Когда все разошлись, я еще раз просмотрел документы. Где-то здесь должна быть зацепка, что-то, что может вызвать особые вопросы комиссии.
В кабинете остались только тиканье часов «Павел Буре» и я со своими мыслями. Опыт из будущего подсказывал, любая комиссия ищет не столько достижения, сколько недостатки. Нужно просчитать все узкие места.
Первое — документация. Наверняка будут придираться к оформлению чертежей. Немецкие детали в отечественной разработке могут вызвать вопросы об «излишней зависимости от иностранных технологий». Надо подготовить Штрома, пусть делает упор на то, что мы взяли только лучшее и переработали под наши условия.
Второе — экономика. Тут может быть подвох с расчетом себестоимости. Если комиссия начнет копать слишком глубоко, могут всплыть наши схемы с финансированием через артели. Но Котов не зря ел свой хлеб. У него готово несколько вариантов объяснений, каждое безупречно с формальной точки зрения.
Третье и самое опасное — качество металла. Наши новые марки стали превосходят немецкие аналоги, но получены нестандартным путем. По хорошему, их надо сертифицировать.

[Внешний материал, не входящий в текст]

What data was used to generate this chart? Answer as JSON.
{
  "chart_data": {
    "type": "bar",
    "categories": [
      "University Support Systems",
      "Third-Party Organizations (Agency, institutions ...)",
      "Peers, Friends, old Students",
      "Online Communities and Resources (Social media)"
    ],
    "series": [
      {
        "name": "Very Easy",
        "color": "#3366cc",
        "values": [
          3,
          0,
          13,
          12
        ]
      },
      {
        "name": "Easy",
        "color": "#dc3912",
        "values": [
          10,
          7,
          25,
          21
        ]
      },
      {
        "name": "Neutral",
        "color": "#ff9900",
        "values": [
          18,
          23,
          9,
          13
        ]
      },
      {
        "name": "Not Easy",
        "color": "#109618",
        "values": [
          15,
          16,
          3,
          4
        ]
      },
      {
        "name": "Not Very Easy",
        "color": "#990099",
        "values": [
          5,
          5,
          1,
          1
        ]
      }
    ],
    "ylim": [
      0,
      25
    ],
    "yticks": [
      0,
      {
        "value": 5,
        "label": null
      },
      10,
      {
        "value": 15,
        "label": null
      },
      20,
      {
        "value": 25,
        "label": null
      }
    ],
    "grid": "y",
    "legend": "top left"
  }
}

Величковский со своим ванадиевым легированием опередил время лет на десять. Как доказать комиссии, что это не авантюра, а прорыв?
Я достал блокнот в сафьяновом переплете, начал записывать варианты решений:
1. По документации — подготовить исчерпывающее техническое обоснование каждого решения. Сорокин это умеет.
2. По экономике — сделать упор на экономию топлива и повышение производительности. Цифры говорят сами за себя.
3. По технологии — организовать демонстрационную плавку. Пусть увидят все своими глазами.
Но главное — состав комиссии. Бауман, при всей его въедливости, человек технически грамотный. Он поймет суть инноваций. А вот его заместитель Николаев…
Я вспомнил, что брат Николаева работает в Промышленной академии. Кажется, он интересовался электрометаллургией. Надо поручить Головачеву уточнить детали, возможно, здесь найдется точка соприкосновения интересов.
Отдельная проблема профсоюз. Рябов вроде на нашей стороне, но его могут накрутить конкуренты. Надо бы провести с ним неформальную беседу, объяснить перспективы для рабочих.
Я тяжко вздохнул. Работы непочатый край. Чем больше решаю проблемы, тем больше их становится. Ну ничего, по крайней мере, есть свет в конце тоннеля.